Durgun bir suyun ortasında yemyeşil
Yalnız çaresiz kimsesiz olmak var ya ne zor
Sıcak bir şarkı söylersin tenimden geç soğur
Kesik dalın dağınık gücün
Geceyi sabaha boyar sevdalanırım
Sevdanın yollarında duman duman
Takılı bir askıda geçmez zaman
Vakit kovalar yaşamları
Yakaladığında… Sırılsıklam
Sevdanın yollarında duman duman
Takılı bir oltada geçmez zaman
Vakit kovalar yaşamları
Yakaladığında… Sırılsıklam"

Keder de gerçekten aniden geliyormuş insana. Bu Pazartesi sabahı evimin önüne düşüverdi. Bir hayatı daha kaçırdım, yine geç kaldım sanki ölmeyecekmişim gibi. Bağrıma basamadığım bir toprak hediye etti bugün hayat bana. Oysa Nermin sıra sıra dizilen yapraksız ağaçlarınız arasındaki boşluklar gibi olan yaşamlarımızı doldurabilirdik. 

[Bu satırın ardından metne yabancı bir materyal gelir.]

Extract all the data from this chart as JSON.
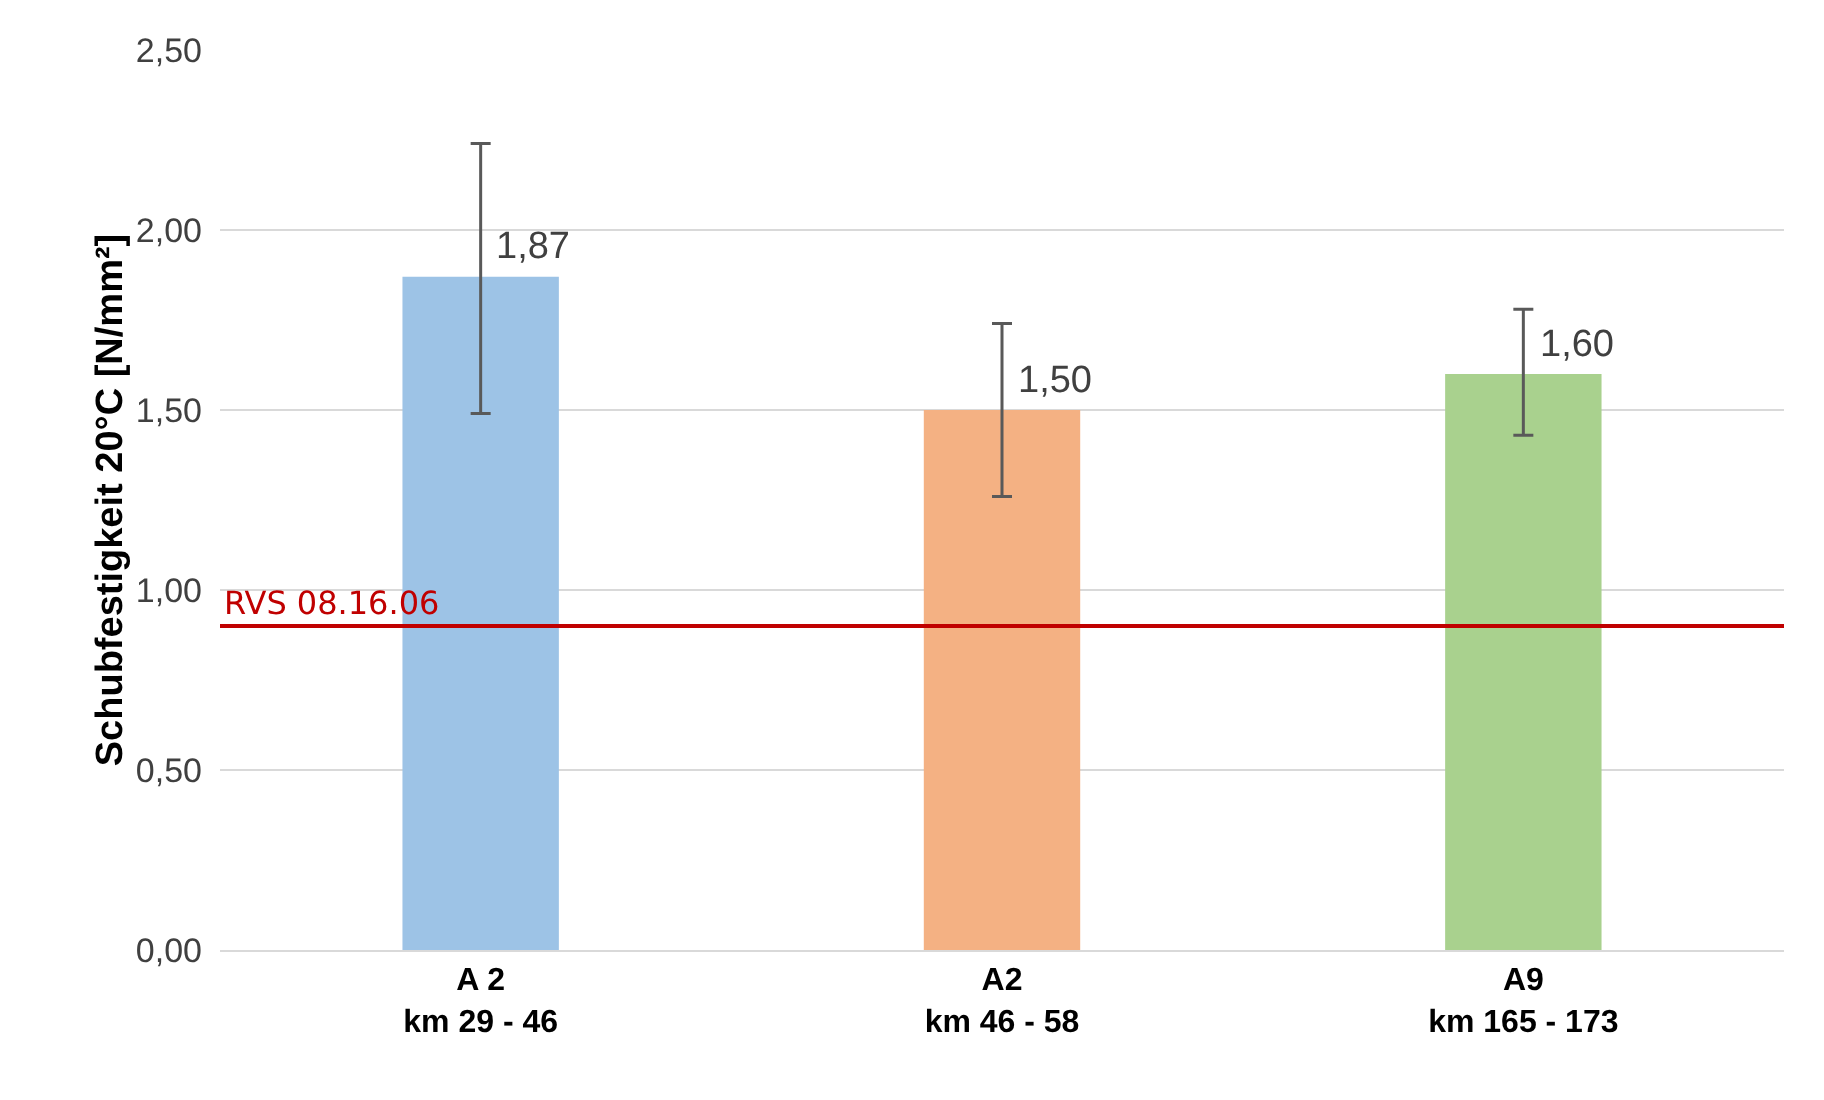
{
  "chart_data": {
    "type": "bar",
    "ylabel": "Schubfestigkeit 20°C [N/mm²]",
    "categories": [
      "A 2\nkm 29 - 46",
      "A2\nkm 46 - 58",
      "A9\nkm 165 - 173"
    ],
    "values": [
      1.87,
      1.5,
      1.6
    ],
    "colors": [
      "#9dc3e6",
      "#f4b183",
      "#a9d18e"
    ],
    "value_labels": [
      "1,87",
      "1,50",
      "1,60"
    ],
    "errors": [
      [
        1.49,
        2.24
      ],
      [
        1.26,
        1.74
      ],
      [
        1.43,
        1.78
      ]
    ],
    "ylim": [
      0,
      2.5
    ],
    "yticks": [
      {
        "value": 0,
        "label": "0,00"
      },
      {
        "value": 0.5,
        "label": "0,50"
      },
      {
        "value": 1,
        "label": "1,00"
      },
      {
        "value": 1.5,
        "label": "1,50"
      },
      {
        "value": 2,
        "label": "2,00"
      },
      {
        "value": 2.5,
        "label": "2,50"
      }
    ],
    "grid": "y",
    "ref_lines": [
      {
        "axis": "y",
        "value": 0.9,
        "label": "RVS 08.16.06",
        "color": "#c00000"
      }
    ]
  }
}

Eve geçiyorum. Sana dinletmek istediğim şarkıyı açıyorum. Zafer Cınbıl "Sevdanın Yolları" çalıyor, bir kahve koyuyorum, sigara yakıyorum. Ağzımdan çıkan dumanı senin ağzının içine üflediğimi hayal ediyorum. Bak büyük ihtimal bunu yapamazdım. Ama olsun hayal kurmak da güzel. Bir şeyler okumak istiyorum. Cahit Zarifoğlu iyi gelir böyle anlarda. Diyor ki;

"Yaşamak bir perde gibi kalkıyor aramızdan. Zamansız mekansız bir tünel başındayız şimdi."